I’ve had a website since grade ten (around 7 or 8 years go by now) and I’ve had a blog for around 5 or 6 years by now (though I tend to write a blog, become disinterested in the whole venture and then a few months later start up a new one ignoring the old) and as much as I hate it I love it. I’m a pain in my own ass because I write so many blog posts that literally never making it out of draft mode either because I can’t find a good way to succinctly and memorably conclude my points or because halfway through, I lose the rhetoric which let me express my thoughts to that point. Unfinished thoughts that if I really tried I could write. Which brings me back to my original point.

I love to write. As much as I love engineering and technological problem solving, the concept or writing works that will move other people and connect with people on a level a face-recognition program never could is painfully tantalizing. Granted, I’m in the middle of procrastinating while trying to study for a midterm for my ongoing engineering education so that may taint my thoughts at the moment, but I feel like when I finally graduate I have to give it an honest shot at writing. In whatever form and medium I can do so, I need to try.
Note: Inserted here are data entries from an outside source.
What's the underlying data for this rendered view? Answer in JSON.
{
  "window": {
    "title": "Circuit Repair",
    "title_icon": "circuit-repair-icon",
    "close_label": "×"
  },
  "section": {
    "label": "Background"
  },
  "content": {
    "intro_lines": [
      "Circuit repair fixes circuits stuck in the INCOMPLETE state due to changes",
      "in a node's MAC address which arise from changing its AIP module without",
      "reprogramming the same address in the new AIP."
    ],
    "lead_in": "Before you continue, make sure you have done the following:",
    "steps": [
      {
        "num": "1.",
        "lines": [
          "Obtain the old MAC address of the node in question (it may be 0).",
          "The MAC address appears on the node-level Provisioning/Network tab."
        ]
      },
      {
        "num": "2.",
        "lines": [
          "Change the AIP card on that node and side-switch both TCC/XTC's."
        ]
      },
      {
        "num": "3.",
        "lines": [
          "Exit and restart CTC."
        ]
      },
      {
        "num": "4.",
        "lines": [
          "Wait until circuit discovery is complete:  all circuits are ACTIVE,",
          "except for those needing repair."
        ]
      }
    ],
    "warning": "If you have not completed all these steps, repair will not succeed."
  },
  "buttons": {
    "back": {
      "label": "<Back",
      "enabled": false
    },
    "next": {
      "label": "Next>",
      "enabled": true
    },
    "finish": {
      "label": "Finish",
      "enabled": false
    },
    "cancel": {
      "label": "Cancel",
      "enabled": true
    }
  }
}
Depression Part 3: Shattered Dreams

I haven’t dreamt much recently. I haven’t dreamt at all, to be honest. When it’s already too late to get a good night’s sleep a finally crawl into bed and wonder if it would matter if I woke up the next morning. I wake up, often late for work, seconds later. The hour long dreams that would take place during an inadvertent 20 minute nap have been replaced by a frightening silence. The idea that dreams have some greater meaning doesn’t hold much water with me but that doesn’t mean they don’t have a purpose. Dreams give us something to which we can aspire. They are literally the wildest dreams of our imagination. The things that would be impossible to conceive of in the plain buttoned down world become commonplace and our mind revels in the freedom to imagine.

I never dreamed about the past. In high school, I dreamt of great love, both emotional and physical. When Laura and I were together and happy, I imagined the future. I imagined the fights we’d have and I imagined the nights when we’d gaze into each other’s eyes and drift to sleep smiling. Everything had a saccharine veneer but it was never cloying. Being in a real relationship made me realize not only that the slow motion montages prevalent in romantic comedies were unrealistic, but also that they were undesirable. Those moments would pale in comparison to just sitting around making fun of bad movies together, or laughing at dead baby jokes. It’s absolutely horrific, absolutely despicable, and absolutely endearing.
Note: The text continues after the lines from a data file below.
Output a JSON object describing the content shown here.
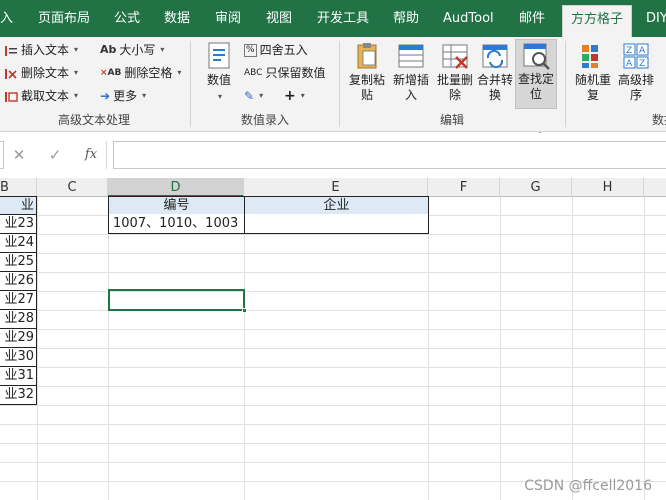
{
  "tabs": [
    {
      "label": "入",
      "active": false
    },
    {
      "label": "页面布局",
      "active": false
    },
    {
      "label": "公式",
      "active": false
    },
    {
      "label": "数据",
      "active": false
    },
    {
      "label": "审阅",
      "active": false
    },
    {
      "label": "视图",
      "active": false
    },
    {
      "label": "开发工具",
      "active": false
    },
    {
      "label": "帮助",
      "active": false
    },
    {
      "label": "AudTool",
      "active": false
    },
    {
      "label": "邮件",
      "active": false
    },
    {
      "label": "方方格子",
      "active": true
    },
    {
      "label": "DIY",
      "active": false
    }
  ],
  "ribbon": {
    "text_group": {
      "label": "高级文本处理",
      "insert_text": "插入文本",
      "delete_text": "删除文本",
      "extract_text": "截取文本",
      "case": "大小写",
      "delete_spaces": "删除空格",
      "more": "更多"
    },
    "number_group": {
      "label": "数值录入",
      "number": "数值",
      "round": "四舍五入",
      "keep_value": "只保留数值"
    },
    "edit_group": {
      "label": "编辑",
      "copy_paste": "复制粘贴",
      "new_insert": "新增插入",
      "batch_delete": "批量删除",
      "merge_convert": "合并转换",
      "find_locate": "查找定位"
    },
    "data_group": {
      "label": "数据",
      "random_repeat": "随机重复",
      "advanced_sort": "高级排序"
    }
  },
  "formula_bar": {
    "cancel": "✕",
    "enter": "✓",
    "fx": "fx",
    "value": ""
  },
  "columns": [
    "B",
    "C",
    "D",
    "E",
    "F",
    "G",
    "H"
  ],
  "b_header": "业",
  "b_values": [
    "业23",
    "业24",
    "业25",
    "业26",
    "业27",
    "业28",
    "业29",
    "业30",
    "业31",
    "业32"
  ],
  "table": {
    "header_d": "编号",
    "header_e": "企业",
    "d2": "1007、1010、1003",
    "e2": ""
  },
  "watermark": "CSDN @ffcell2016",
  "colors": {
    "accent": "#217346",
    "header_fill": "#dde9f4"
  }
}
Whatever it is that we imagine in dreams is random. Sometimes, it’s our last thought of the night twisted by the random impulses surging through our brain as REM sleep drives us further into our subconscious imagination. It can be a fantasy world, with action and adventure. And it can be a canvas on which the problems of the real world are painted. Beyond the fact that some of my most vibrant and original ideas come from that precious dream scape, what’s so depressing about my dreamless summer is what it could mean. To me, dreams have always represented the elusive possibilities of the future. In that undiscovered country of the future, anything could happen. Love could be lost, love could be won. Dreams were always a way for me to see the future as I would like it.

This lack of dreaming is not contentment, it’s resignation.

I’m Published?

A while ago, back when I wrote short stories and poetry and the like, I wrote a poem called “Land Now Lost, or an allegory for humanity.” It was a slightly pompous villanelle though I knew it would be pompous the second I decided to write a villanelle. Anyways, somehow it was submitted to a youth poetry site. I have no idea how it got there it just showed up one day when I was googling my name. Even now, searching my name, that site will pop up in the first few pages. I really wish I knew how it got there. Also, I should add that the site never again released a group of poems after the month they published mine; I’m not sure whether that means they couldn’t find anything better or they hit the bottom of the barrel. Probably the latter given the “quality” of the other poems of that month.